Posted: Thu Mar 16, 2017 3:27 pm
by dwhitfield
Just spoke to the dev about this and he suggested checking back next week. Probably Thursday is a good day next week because Friday is a short day for support.

Re: Nagios 4.3.1 crashes when using mod_gearman

Posted: Wed Mar 22, 2017 4:10 am
by superman
Hi danjoh,

Any reason you upgrade from 4.2.4 to 4.3.1? is that any major bugs or problem in 4.2.4? as i read from 4.3.1 version history, seen there are major fixes.
fyi, we are planning to upgrade to 4.2.4 and our major concern are the stability.


4.3.1 – 02/23/2017

FIXES
Backed out the changes related to the “login page” and “logoff link” from 4.3.0, since it was causing problems
Service hard state generation and host hard or soft down status
Comments are duplicated through Nagios reload
host hourly value is incorrectly dumped as json boolean
Bug – Quick Search no longer allows search by IP
Config: status_update_interval can not be set to 1
Check attempts not increasing if nagios is reloaded
nagios hangs on reload while sending external command to cmd file
Feature Request: return code xxx out of bounds – include message as well

Re: Nagios 4.3.1 crashes when using mod_gearman

Posted: Wed Mar 22, 2017 10:05 am
by danjoh
Hi Superman,

The main reason to update where (among other things):

* Bug - Quick Search no longer allows search by IP (4.3.1)
* Fix for CVE-2016-6209 - The "corewindow" parameter (4.3.0)
* Added a login page, and a `Logoff` links (4.3.0)
* On the status map, the host name will be colored if services are not all OK. (4.3.0)
* Added "Clear flapping state" command on host and services detail pages (4.3.0)

And of-cause to test the latest and greatest ;-)
As long as mod_gearman integration (or remote workers) does not work, I will stay on 4.2.4 on out production host.

Re: Nagios 4.3.1 crashes when using mod_gearman

Posted: Wed Mar 22, 2017 10:39 am
by dwhitfield
@superman, we had a lot of problems with the new features in 4.3.0, but 4.3.1 has been really good so far (released just two days after 4.3.0).
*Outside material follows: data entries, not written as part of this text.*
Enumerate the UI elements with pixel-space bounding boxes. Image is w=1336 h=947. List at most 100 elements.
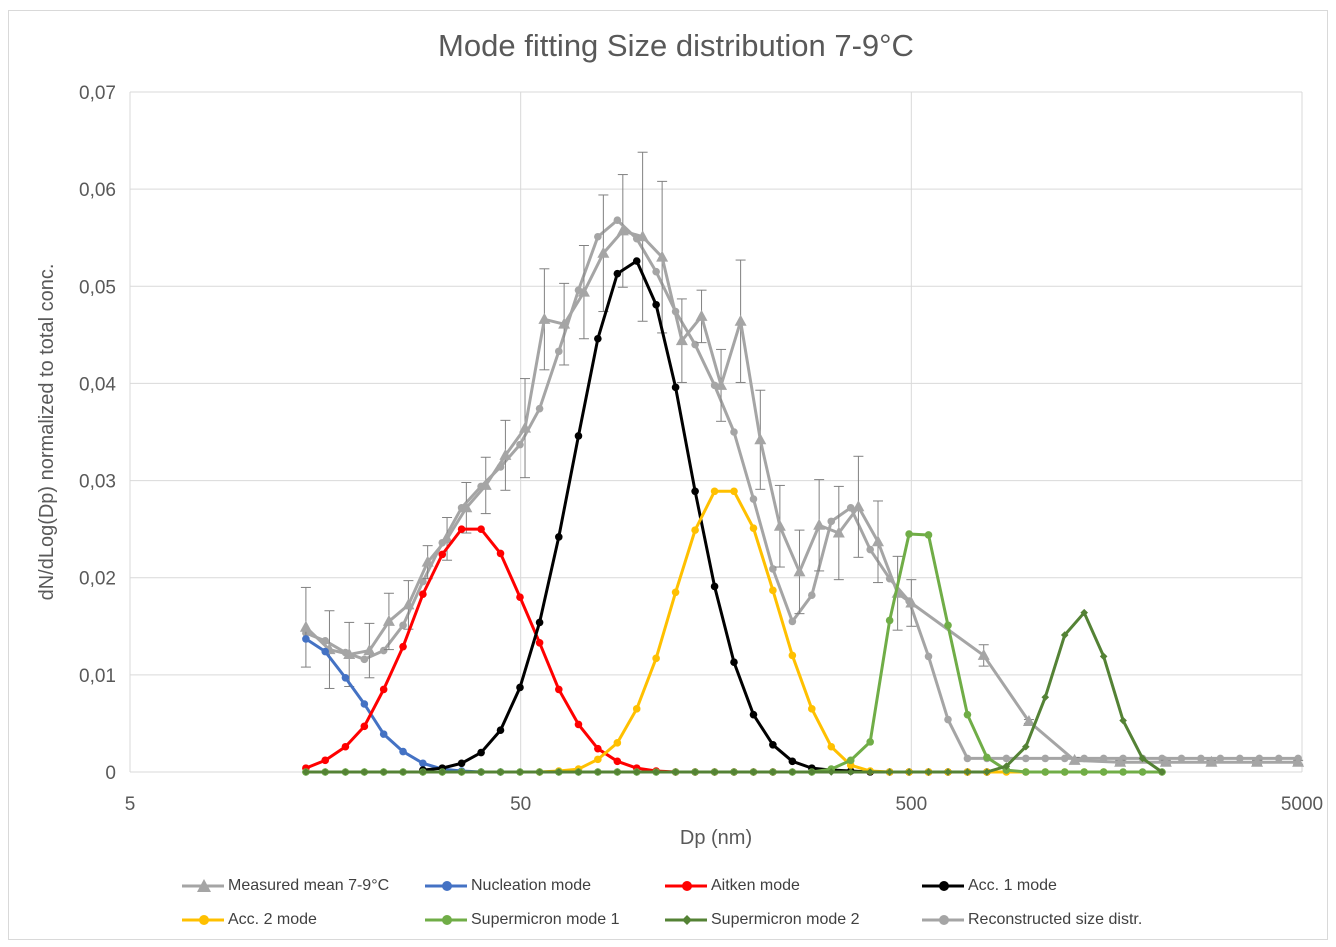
data-point-7 <box>1197 754 1205 763</box>
y-axis-label: dN/dLog(Dp) normalized to total conc. <box>36 264 58 601</box>
series-line-3 <box>422 259 987 774</box>
data-point-0 <box>499 448 512 460</box>
data-point-7 <box>808 591 816 599</box>
data-point-0 <box>558 317 571 329</box>
data-point-6 <box>983 768 991 776</box>
series-line-2 <box>305 527 773 774</box>
legend-item: Supermicron mode 1 <box>423 908 620 932</box>
chart-title: Mode fitting Size distribution 7-9°C <box>438 28 914 63</box>
data-point-7 <box>1022 754 1030 763</box>
data-point-7 <box>399 621 407 630</box>
data-point-6 <box>730 768 738 776</box>
x-axis-label: Dp (nm) <box>680 827 752 849</box>
data-point-7 <box>1236 754 1244 763</box>
legend-swatch <box>182 915 224 925</box>
data-point-6 <box>302 768 310 776</box>
data-point-3 <box>457 759 466 768</box>
data-point-3 <box>574 432 583 440</box>
data-point-3 <box>710 582 719 591</box>
data-point-6 <box>1138 754 1147 763</box>
data-point-2 <box>574 720 583 729</box>
data-point-6 <box>419 768 427 776</box>
data-point-6 <box>769 768 777 776</box>
data-point-6 <box>652 768 660 776</box>
data-point-4 <box>730 487 738 496</box>
data-point-0 <box>977 648 990 660</box>
data-point-0 <box>636 230 649 242</box>
series-line-6 <box>305 611 1163 774</box>
data-point-6 <box>866 768 874 776</box>
data-point-7 <box>846 503 855 512</box>
data-point-2 <box>457 525 466 533</box>
data-point-0 <box>656 250 669 262</box>
data-point-1 <box>399 747 407 756</box>
data-point-6 <box>846 768 855 776</box>
data-point-0 <box>460 501 473 513</box>
data-point-4 <box>827 742 836 751</box>
x-tick-label: 500 <box>895 794 927 815</box>
data-point-6 <box>885 768 894 776</box>
data-point-7 <box>613 216 622 225</box>
y-tick-label: 0,06 <box>79 180 116 201</box>
data-point-6 <box>788 768 797 776</box>
data-point-3 <box>749 710 758 719</box>
data-point-6 <box>1099 652 1108 661</box>
data-point-0 <box>715 378 728 390</box>
data-point-0 <box>382 614 395 626</box>
data-point-7 <box>360 655 369 664</box>
data-point-4 <box>613 739 622 747</box>
data-point-7 <box>749 495 758 503</box>
data-point-7 <box>574 286 583 294</box>
data-point-2 <box>477 525 485 533</box>
data-point-0 <box>363 644 376 656</box>
data-point-6 <box>1119 716 1127 725</box>
data-point-3 <box>516 683 524 692</box>
data-point-6 <box>1022 742 1030 751</box>
y-tick-label: 0,01 <box>79 666 116 687</box>
data-point-6 <box>963 768 972 776</box>
data-point-0 <box>1205 755 1218 767</box>
data-point-0 <box>299 620 312 632</box>
data-point-3 <box>769 741 777 749</box>
data-point-6 <box>341 768 350 776</box>
data-point-6 <box>1060 631 1069 639</box>
legend-label: Aitken mode <box>711 877 800 894</box>
data-point-7 <box>535 404 544 413</box>
data-point-7 <box>924 652 933 661</box>
data-point-0 <box>519 421 532 433</box>
data-point-3 <box>691 487 699 496</box>
data-point-5 <box>905 530 913 538</box>
data-point-7 <box>1216 754 1225 763</box>
data-point-6 <box>1041 693 1050 701</box>
data-point-1 <box>419 759 427 768</box>
data-point-7 <box>963 754 972 763</box>
data-point-6 <box>808 768 816 776</box>
data-point-0 <box>616 224 629 236</box>
data-point-6 <box>1002 762 1011 770</box>
data-point-3 <box>632 257 641 265</box>
data-point-7 <box>866 545 874 554</box>
data-point-0 <box>1292 755 1305 767</box>
data-point-6 <box>574 768 583 776</box>
x-tick-label: 5 <box>125 794 136 815</box>
data-point-0 <box>597 246 610 258</box>
data-point-6 <box>632 768 641 776</box>
data-point-0 <box>577 285 590 297</box>
legend-item: Acc. 2 mode <box>180 908 317 932</box>
data-point-6 <box>399 768 407 776</box>
data-point-7 <box>769 565 777 573</box>
data-point-7 <box>730 428 738 436</box>
data-point-6 <box>671 768 680 776</box>
legend-label: Acc. 2 mode <box>228 911 317 928</box>
data-point-0 <box>852 500 865 512</box>
data-point-0 <box>773 519 786 531</box>
data-point-4 <box>808 705 816 713</box>
data-point-3 <box>554 533 563 541</box>
data-point-2 <box>341 742 350 751</box>
data-point-2 <box>594 744 602 753</box>
data-point-2 <box>399 642 407 651</box>
data-point-6 <box>516 768 524 776</box>
data-point-4 <box>632 705 641 713</box>
data-point-7 <box>1060 754 1069 763</box>
legend-swatch <box>665 881 707 891</box>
This mod_gearman issue is the only one I know about in 4.3.1, although I'm sure there are still some open bug reports on the github.

Re: Nagios 4.3.1 crashes when using mod_gearman

Posted: Fri Mar 24, 2017 1:38 am
by superman
Thanks dwhitfield & danjoh.

We will stay with current version till the Mod Gearman issue solve as it is very useful for distributed check.

Re: Nagios 4.3.1 crashes when using mod_gearman

Posted: Fri Mar 24, 2017 12:59 pm
by mcapra
@danjoh did you have additional questions regarding this? Otherwise, we'll touch base once the issue has been more thoroughly investigated from the Nagios Core side of things.